Eureka police officers along with county mental health personnel responded to a standoff at a Eureka residence recently that served as an example of how the use of de-escalation techniques kept a possibly violent situation from becoming deadly. (EPD — contributed)

A measure that will change when law enforcement officers in the state of California can use deadly force will go into effect in 2020 after it was signed into law by Gov. Gavin Newsom on Monday.

Newsom signed Assembly Bill 392, a measure that establishes new standards for the use of force to be used only when it is “necessary in defense of human life” and no other alternatives are available — a change from the current standard where an officer may deem the use of deadly force “reasonable.”

A second bill, Senate Bill 230, will allow the Commission for the Peace Officer Standards and Training (POST) to distribute $450,000 in funding to help local departments develop new training standards.

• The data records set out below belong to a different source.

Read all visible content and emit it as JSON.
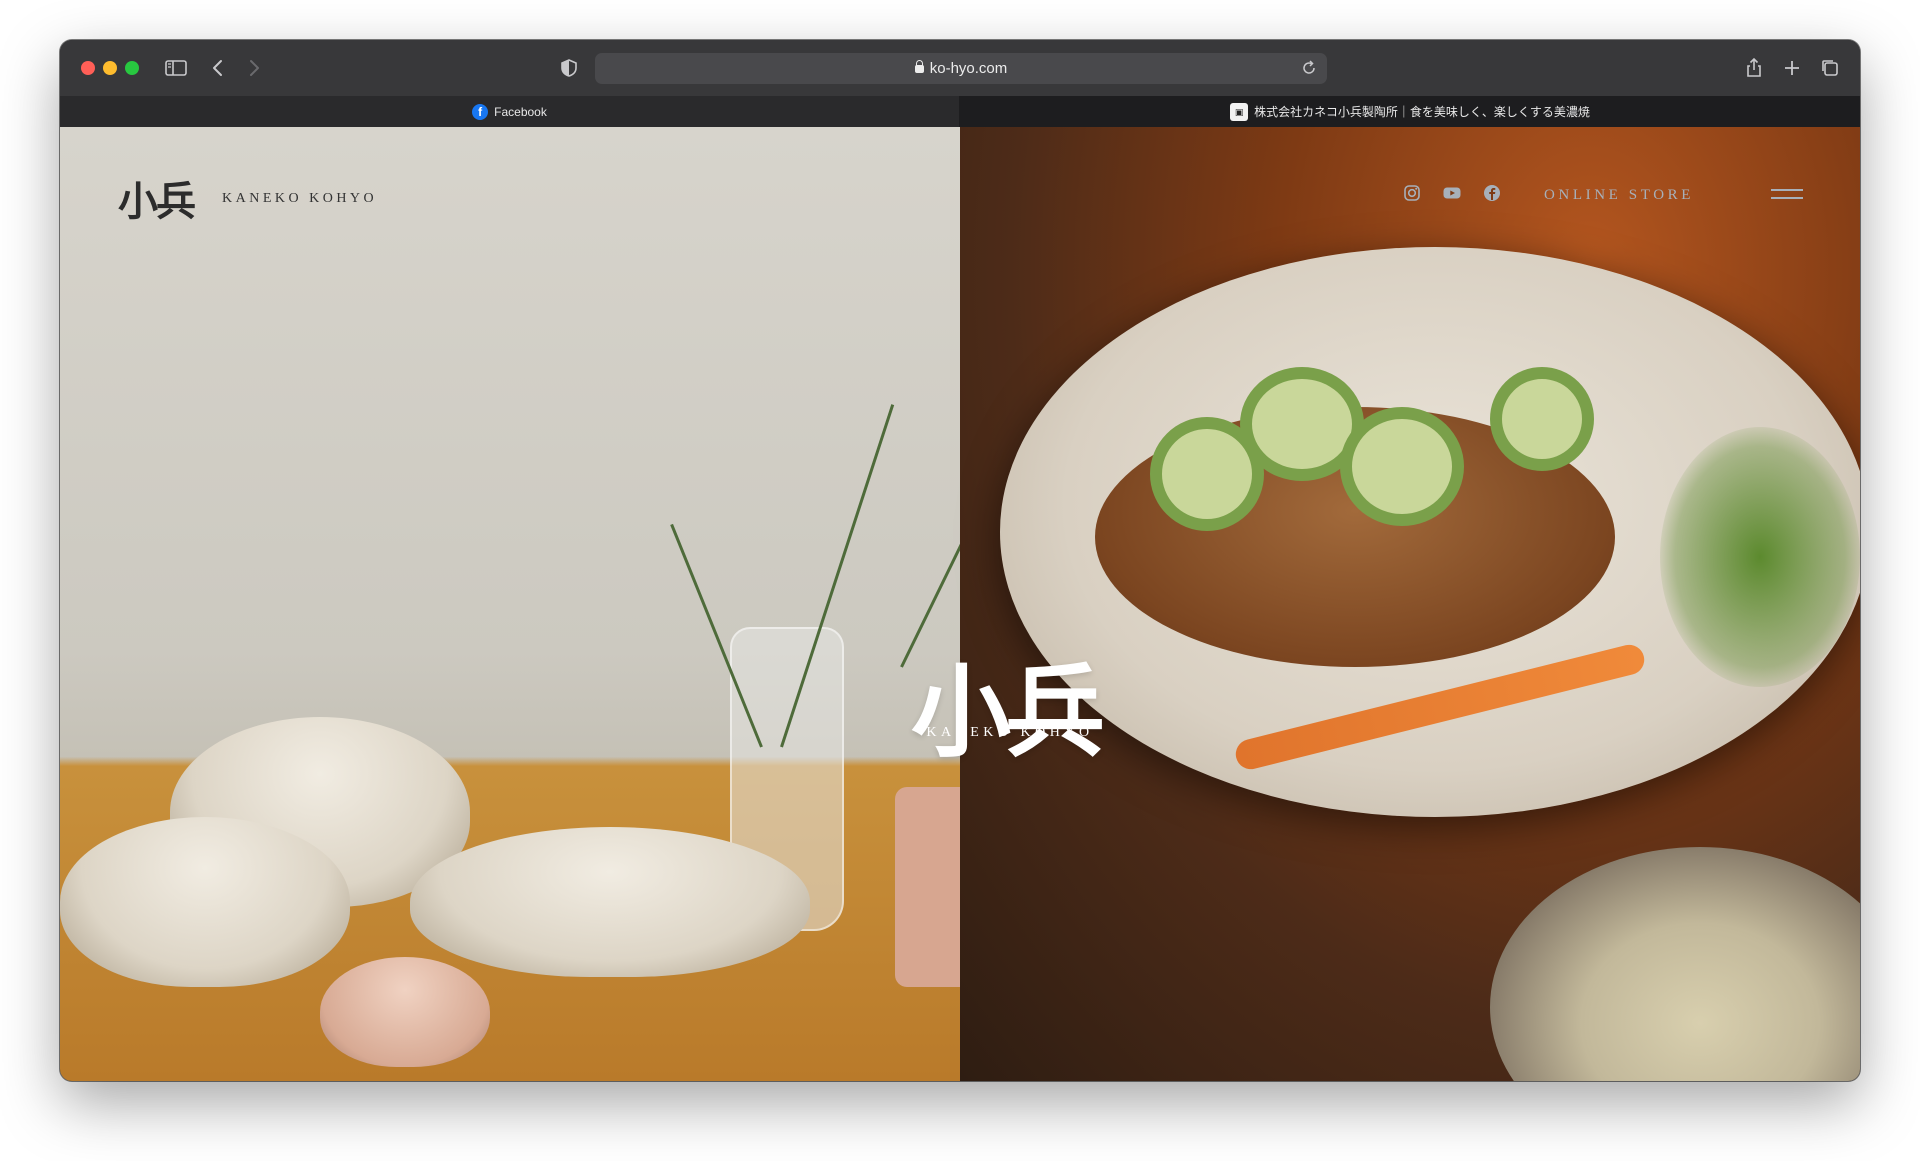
{
  "browser": {
    "url": "ko-hyo.com",
    "tabs": [
      {
        "label": "Facebook",
        "favicon": "facebook-icon",
        "active": false
      },
      {
        "label": "株式会社カネコ小兵製陶所｜食を美味しく、楽しくする美濃焼",
        "favicon": "kaneko-kohyo-favicon",
        "active": true
      }
    ]
  },
  "site": {
    "logo_mark": "小兵",
    "brand_name": "KANEKO KOHYO",
    "center_logo_mark": "小兵",
    "center_brand_name": "KANEKO KOHYO",
    "online_store_label": "ONLINE STORE",
    "social_icons": [
      "instagram-icon",
      "youtube-icon",
      "facebook-icon"
    ]
  },
  "colors": {
    "nav_text": "#a7b0ba",
    "logo_dark": "#2c2c2c"
  }
}
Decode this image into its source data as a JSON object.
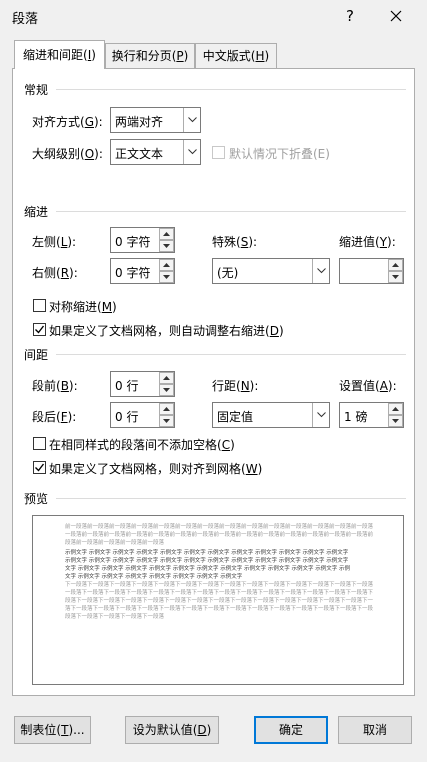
{
  "window": {
    "title": "段落",
    "help": "?",
    "close": "✕"
  },
  "tabs": [
    {
      "label": "缩进和间距(I)",
      "key": "I"
    },
    {
      "label": "换行和分页(P)",
      "key": "P"
    },
    {
      "label": "中文版式(H)",
      "key": "H"
    }
  ],
  "general": {
    "section": "常规",
    "alignment_label": "对齐方式(G):",
    "alignment_value": "两端对齐",
    "outline_label": "大纲级别(O):",
    "outline_value": "正文文本",
    "collapse_label": "默认情况下折叠(E)"
  },
  "indent": {
    "section": "缩进",
    "left_label": "左侧(L):",
    "left_value": "0 字符",
    "right_label": "右侧(R):",
    "right_value": "0 字符",
    "special_label": "特殊(S):",
    "special_value": "(无)",
    "by_label": "缩进值(Y):",
    "by_value": "",
    "mirror_label": "对称缩进(M)",
    "mirror_checked": false,
    "auto_right_label": "如果定义了文档网格，则自动调整右缩进(D)",
    "auto_right_checked": true
  },
  "spacing": {
    "section": "间距",
    "before_label": "段前(B):",
    "before_value": "0 行",
    "after_label": "段后(F):",
    "after_value": "0 行",
    "line_label": "行距(N):",
    "line_value": "固定值",
    "at_label": "设置值(A):",
    "at_value": "1 磅",
    "no_space_label": "在相同样式的段落间不添加空格(C)",
    "no_space_checked": false,
    "snap_grid_label": "如果定义了文档网格，则对齐到网格(W)",
    "snap_grid_checked": true
  },
  "preview": {
    "section": "预览",
    "lines": [
      {
        "text": "前一段落前一段落前一段落前一段落前一段落前一段落前一段落前一段落前一段落前一段落前一段落前一段落前一段落前一段落",
        "tone": "gray"
      },
      {
        "text": "一段落前一段落前一段落前一段落前一段落前一段落前一段落前一段落前一段落前一段落前一段落前一段落前一段落前一段落前",
        "tone": "gray"
      },
      {
        "text": "段落前一段落前一段落前一段落前一段落",
        "tone": "gray"
      },
      {
        "text": "示例文字 示例文字 示例文字 示例文字 示例文字 示例文字 示例文字 示例文字 示例文字 示例文字 示例文字 示例文字",
        "tone": "dark"
      },
      {
        "text": "示例文字 示例文字 示例文字 示例文字 示例文字 示例文字 示例文字 示例文字 示例文字 示例文字 示例文字 示例文字",
        "tone": "dark"
      },
      {
        "text": "文字 示例文字 示例文字 示例文字 示例文字 示例文字 示例文字 示例文字 示例文字 示例文字 示例文字 示例文字 示例",
        "tone": "dark"
      },
      {
        "text": "文字 示例文字 示例文字 示例文字 示例文字 示例文字 示例文字 示例文字",
        "tone": "dark"
      },
      {
        "text": "下一段落下一段落下一段落下一段落下一段落下一段落下一段落下一段落下一段落下一段落下一段落下一段落下一段落下一段落",
        "tone": "gray"
      },
      {
        "text": "一段落下一段落下一段落下一段落下一段落下一段落下一段落下一段落下一段落下一段落下一段落下一段落下一段落下一段落下",
        "tone": "gray"
      },
      {
        "text": "段落下一段落下一段落下一段落下一段落下一段落下一段落下一段落下一段落下一段落下一段落下一段落下一段落下一段落下一",
        "tone": "gray"
      },
      {
        "text": "落下一段落下一段落下一段落下一段落下一段落下一段落下一段落下一段落下一段落下一段落下一段落下一段落下一段落下一段",
        "tone": "gray"
      },
      {
        "text": "段落下一段落下一段落下一段落下一段落",
        "tone": "gray"
      }
    ]
  },
  "buttons": {
    "tabs": "制表位(T)...",
    "set_default": "设为默认值(D)",
    "ok": "确定",
    "cancel": "取消"
  },
  "colors": {
    "accent": "#0078d7",
    "face": "#f0f0f0",
    "border": "#adadad"
  }
}
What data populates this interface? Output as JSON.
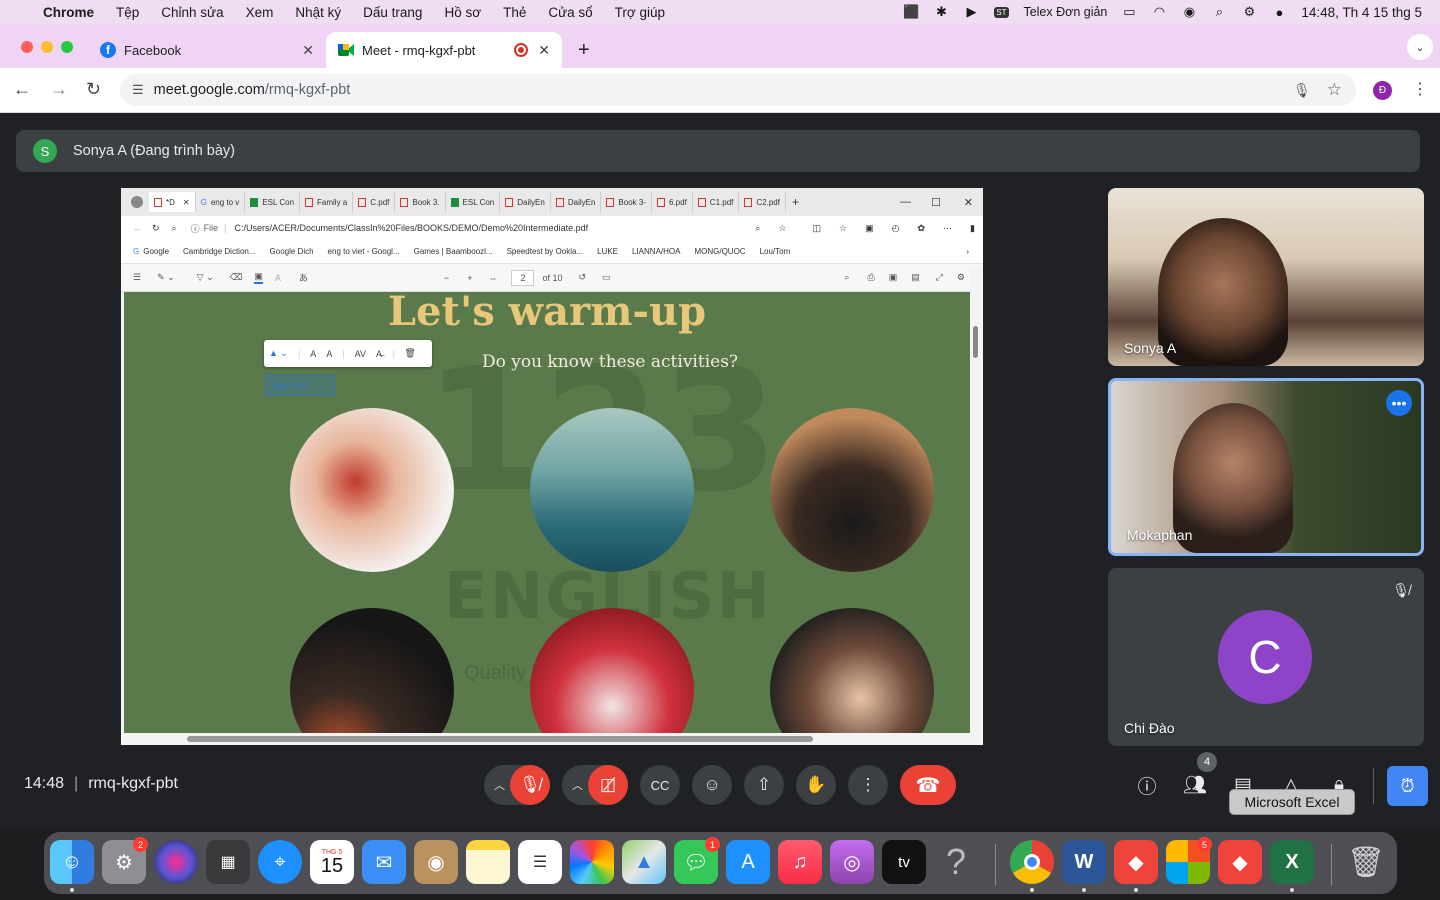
{
  "menubar": {
    "app": "Chrome",
    "items": [
      "Tệp",
      "Chỉnh sửa",
      "Xem",
      "Nhật ký",
      "Dấu trang",
      "Hồ sơ",
      "Thẻ",
      "Cửa sổ",
      "Trợ giúp"
    ],
    "input_method": "Telex Đơn giản",
    "datetime": "14:48, Th 4 15 thg 5",
    "input_badge": "ST"
  },
  "chrome": {
    "tabs": [
      {
        "title": "Facebook"
      },
      {
        "title": "Meet - rmq-kgxf-pbt"
      }
    ],
    "new_tab": "+",
    "url_host": "meet.google.com",
    "url_path": "/rmq-kgxf-pbt",
    "profile_initial": "Đ"
  },
  "meet": {
    "presenter_initial": "S",
    "presenter_text": "Sonya A (Đang trình bày)",
    "time": "14:48",
    "meeting_code": "rmq-kgxf-pbt",
    "people_count": "4",
    "tooltip": "Microsoft Excel",
    "participants": [
      {
        "name": "Sonya A"
      },
      {
        "name": "Mokaphan"
      },
      {
        "name": "Chi Đào",
        "initial": "C"
      }
    ]
  },
  "shared_screen": {
    "tabs": [
      "*D",
      "eng to v",
      "ESL Con",
      "Family a",
      "C.pdf",
      "Book 3.",
      "ESL Con",
      "DailyEn",
      "DailyEn",
      "Book 3-",
      "6.pdf",
      "C1.pdf",
      "C2.pdf"
    ],
    "address": "C:/Users/ACER/Documents/ClassIn%20Files/BOOKS/DEMO/Demo%20Intermediate.pdf",
    "address_prefix": "File",
    "bookmarks": [
      "Google",
      "Cambridge Diction...",
      "Google Dich",
      "eng to viet - Googl...",
      "Games | Baamboozl...",
      "Speedtest by Ookla...",
      "LUKE",
      "LIANNA/HOA",
      "MONG/QUOC",
      "Lou/Tom"
    ],
    "page_number": "2",
    "page_total": "of 10",
    "page_title": "Let's warm-up",
    "page_subtitle": "Do you know these activities?",
    "text_box": "Type text",
    "watermark_big": "123",
    "watermark_word": "ENGLISH",
    "watermark_tagline": "Quality  English  Courses"
  },
  "dock": {
    "calendar_month": "THG 5",
    "calendar_day": "15",
    "settings_badge": "2",
    "messages_badge": "1",
    "office_badge": "5",
    "tv_label": "tv",
    "help_glyph": "?",
    "word_letter": "W",
    "excel_letter": "X"
  }
}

“I see this as a positive thing in terms of further solidifying de-escalation techniques and using new tools and new techniques to make sure our officers have as may tools as possible available to them,” said Arcata Police Chief Brian Ahearn. “Policing is a profession and we are professionals. As professionals, we are tasked with preserving human life and we are doing everything we can to preserve human life. We need to continue to look forward and be contemporary about how we utilize the different force options that may be necessary to protect the community.”

The use of force legislation was initially introduced by its primary author, Assemblymember Shirley Weber, D-San Diego, in 2018 following the fatal police shooting of a Sacramento man.

“As AB 392 originally existed it was a terrible bill and out of touch from the reality officers face every day,” said Eureka Police Chief Steve Watson. “The good news is both sides were able to go through extensive meetings and discussions, find a consensus and put together a bill law enforcement could get behind.”

The package of AB 392 and SB 230 will require that every California law enforcement officer receive the most robust training in the nation strictly designed to minimize the use of force.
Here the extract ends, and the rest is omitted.